Udyavara has a rich history, dating from the 3rd and 4th centuries BCE. Test excavations yielded pottery from around that time, and what is perhaps the earliest information about the Jaina Santaras, rulers of Hombuchcha, have been obtained from this place.

Udyavara was one of the earliest capitals of the Alupa dynasty. It was a source of conflict between two factions of the family, becoming a battleground during the 8th and 9th centuries AD. Numerous inscriptions have been reported, providing the earliest epigraphical information about them. During this period Udyavara had two fortifications. The inner wall enclosed a palace, while the outer wall enclosed the town. During the late medieval period the administration of this town was under the Portuguese colony .
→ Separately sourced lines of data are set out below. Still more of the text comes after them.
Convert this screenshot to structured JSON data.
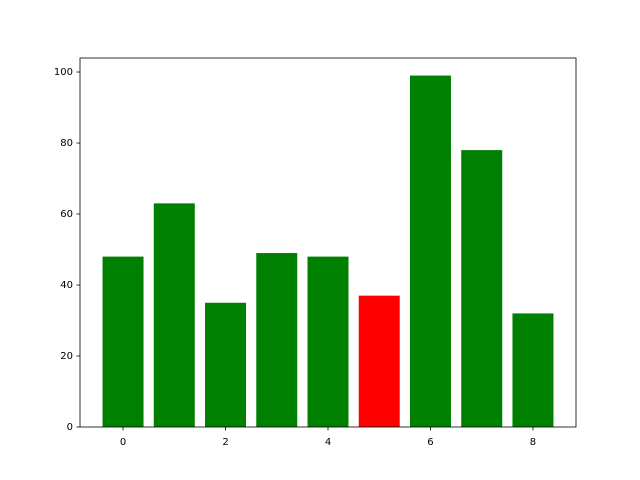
{
  "chart_data": {
    "type": "bar",
    "x": [
      0,
      1,
      2,
      3,
      4,
      5,
      6,
      7,
      8
    ],
    "values": [
      48,
      63,
      35,
      49,
      48,
      37,
      99,
      78,
      32
    ],
    "colors": [
      "#008000",
      "#008000",
      "#008000",
      "#008000",
      "#008000",
      "#ff0000",
      "#008000",
      "#008000",
      "#008000"
    ],
    "xlim": [
      -0.84,
      8.84
    ],
    "xticks": [
      0,
      2,
      4,
      6,
      8
    ],
    "ylim": [
      0,
      103.95
    ],
    "yticks": [
      0,
      20,
      40,
      60,
      80,
      100
    ],
    "bar_width": 0.8
  }
}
The city lost much of its heritage to modern development. Remnants of fort walls, temples and inscriptions document Udyavara's ancient glory.

HOLY PLACES
- Veera Bhadra Durgaparameshwari
- Siddhi Vinayaka Temple
- Siddiq -E-Akbar Jamia Masjid,
- UBM Christha Shanthi Church,
- St.Francis Xavier church
- Shambu kallu Shiva Temple
- Sri Veera Vittala Temple: Situated in Matadangadi, is one of the oldest temples from GSB community in Udupi.

== Education ==
B.E.M Primary school,
Hindu Primary School and St Francis Xavier school are in the village.

An Ayurveda college is located nearby the village.

== Tourist attractions ==

Tourist attractions include Udyavara river and Pithrody beach.